Aragorn watched his elf butt and sighed. "I'm sure he will be pleased as peas," Aragorn sighed, dreading Arwen's opinion.
They scooted down the hill, passing emergency care workers and entered, noting the number and artistic placement of the bullet holes that dotted the room.
"What happened?" Gandalf asked, spying Elrond.
"Elbereth came and shot up the place. She was trying to kill Dad."
"Earendil is here?" Gandalf asked.
"You're ten pages behind," Elrond said, sighing. "It appears that my mom was a slut."
/... damn! ... *now* he tells me .../ "I am sorry to hear that."
They gathered and watched as Glorfindel swathed Manwe's ass in bandages. Nearby, tapping her foot with great irritation, Elbereth watched.
"I want the garage cleaned out, the lawn mowed, the attic cleaned and I want a new chariot, a new horse, a new set of spring fashions from the Cote d'Sur, a buncha pictures painted by Viggo Morrison, a full body massage from those little punks ... Gandalf's kids ... they can walk on my back ... and I want-"
They all turned and walked outside. Bilbo stood up, noting his old man and kids.
"Gandalf!"
"Oh, crap! Bilbo!"
The little hobbit ran and hugged his husband around the waist, bringing a smile to Gandalf's face in spite of himself. He was contented, really. Hobbits really were just the right size.

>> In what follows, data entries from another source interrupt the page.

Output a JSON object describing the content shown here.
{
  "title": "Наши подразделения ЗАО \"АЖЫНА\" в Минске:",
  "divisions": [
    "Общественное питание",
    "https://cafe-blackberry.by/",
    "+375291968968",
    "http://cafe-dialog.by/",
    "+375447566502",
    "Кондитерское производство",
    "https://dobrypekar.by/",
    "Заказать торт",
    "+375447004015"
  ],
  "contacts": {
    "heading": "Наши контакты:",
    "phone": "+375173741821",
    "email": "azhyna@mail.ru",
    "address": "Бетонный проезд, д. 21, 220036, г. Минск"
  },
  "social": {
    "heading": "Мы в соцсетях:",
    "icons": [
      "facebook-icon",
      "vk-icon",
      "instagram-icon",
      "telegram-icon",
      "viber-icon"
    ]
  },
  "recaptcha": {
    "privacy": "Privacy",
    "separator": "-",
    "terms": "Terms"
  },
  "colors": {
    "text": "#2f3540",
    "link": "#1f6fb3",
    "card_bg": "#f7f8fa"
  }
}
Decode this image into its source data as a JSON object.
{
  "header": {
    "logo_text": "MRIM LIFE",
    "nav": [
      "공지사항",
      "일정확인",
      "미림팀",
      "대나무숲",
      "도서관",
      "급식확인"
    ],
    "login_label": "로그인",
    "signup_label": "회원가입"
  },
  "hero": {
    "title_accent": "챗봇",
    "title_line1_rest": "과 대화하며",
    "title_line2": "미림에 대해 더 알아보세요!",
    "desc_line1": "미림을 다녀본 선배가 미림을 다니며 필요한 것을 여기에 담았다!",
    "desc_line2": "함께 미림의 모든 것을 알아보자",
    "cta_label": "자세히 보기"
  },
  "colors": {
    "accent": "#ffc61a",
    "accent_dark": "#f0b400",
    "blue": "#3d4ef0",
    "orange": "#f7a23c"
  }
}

"God, they make me sick." -hobbit/maiar boy-lets, whining as they watched their parents french like twisted gargoyles.
"I think it's like so romantic!" Legolas, turning and frenching Aragorn, son of someone who has been maggot food for a long time.
Gimli walked into the room and called out to Elrond: "HEY YOU! I HOPE YOU'RE SATISFIED!"
"I DENY IT! DENY IT! DENY!DENY!DENY!" - Elrond, breaking out a new bottle of scotch.
/... it's good to be home .../ -Aragorn, as he struggled to breathe around Legolas' prehensile tongue.
And then Arwen walked into the room.